Ora le incombenze si sono però assai moltiplicate, perché – ad esempio – a ogni ospite che rimane anche un paio di notti deve corrispondere un contratto e perché c’è ormai una mostruosa quantità di obblighi in capo al proprietario della stanza o dell’appartamento. Perché le case devono disporre di segnalatori di fumo, dispositivi anti-incendio e via dicendo.
Il risultato è che a molti gestori degli affitti brevi è passata la voglia di fare.

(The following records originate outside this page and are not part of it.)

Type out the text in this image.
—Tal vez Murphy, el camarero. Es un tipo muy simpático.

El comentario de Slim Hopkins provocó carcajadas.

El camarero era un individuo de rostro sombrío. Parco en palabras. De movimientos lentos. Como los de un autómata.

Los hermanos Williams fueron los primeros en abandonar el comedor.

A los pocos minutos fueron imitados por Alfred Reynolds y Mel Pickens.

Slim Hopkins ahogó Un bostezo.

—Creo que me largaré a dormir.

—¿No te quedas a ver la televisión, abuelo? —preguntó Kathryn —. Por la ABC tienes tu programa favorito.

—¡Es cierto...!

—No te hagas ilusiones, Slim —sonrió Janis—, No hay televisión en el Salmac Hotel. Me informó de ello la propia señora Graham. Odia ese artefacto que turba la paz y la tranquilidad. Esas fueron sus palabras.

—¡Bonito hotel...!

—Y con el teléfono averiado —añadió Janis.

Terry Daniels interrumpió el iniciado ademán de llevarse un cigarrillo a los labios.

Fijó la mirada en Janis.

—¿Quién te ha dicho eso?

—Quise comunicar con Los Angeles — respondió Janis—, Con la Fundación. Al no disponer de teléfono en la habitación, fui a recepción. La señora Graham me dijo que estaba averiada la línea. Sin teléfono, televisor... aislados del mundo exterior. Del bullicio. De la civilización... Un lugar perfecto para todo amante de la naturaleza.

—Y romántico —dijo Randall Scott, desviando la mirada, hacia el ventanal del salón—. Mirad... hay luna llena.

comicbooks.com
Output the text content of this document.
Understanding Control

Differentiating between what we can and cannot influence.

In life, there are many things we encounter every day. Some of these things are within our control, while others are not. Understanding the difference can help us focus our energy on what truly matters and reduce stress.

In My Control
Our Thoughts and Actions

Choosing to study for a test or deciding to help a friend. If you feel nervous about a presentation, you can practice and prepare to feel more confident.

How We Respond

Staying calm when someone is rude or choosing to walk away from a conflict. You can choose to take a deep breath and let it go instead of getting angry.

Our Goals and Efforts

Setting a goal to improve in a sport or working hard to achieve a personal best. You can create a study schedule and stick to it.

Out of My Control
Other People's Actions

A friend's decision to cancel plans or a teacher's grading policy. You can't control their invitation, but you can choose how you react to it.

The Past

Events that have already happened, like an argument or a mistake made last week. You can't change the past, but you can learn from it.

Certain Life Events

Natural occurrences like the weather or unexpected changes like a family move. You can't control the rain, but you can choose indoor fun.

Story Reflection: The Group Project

È un problema di tassazione e pizzo di Stato? In parte è quello, ma la regolazione pesa altrettanto. Perché in larga misura quello che uccide è proprio la grande quantità di imposizioni che stanno eliminando ogni spazio imprenditoriale e le più piccole libertà a quanti, spesso per la prima volta nella loro vita, avevano iniziato a ragionare entro le logiche di un’economia competitiva, al servizio del prossimo.

Come una decina d’anni fa il governo Monti ridusse ai minimi termini i porti turistici con l’imposizione fiscale, ora con la regolazione il governo Meloni sta massacrando le innumerevoli micro-aziende di fatto che erano sorte spontaneamente e al di fuori di ogni controllo burocratico. La cosa non può sorprenderci, dato che la realtà di questo Paese la conosciamo da tempo. E l’Italia, da tempo, non è certo un paese per imprenditori.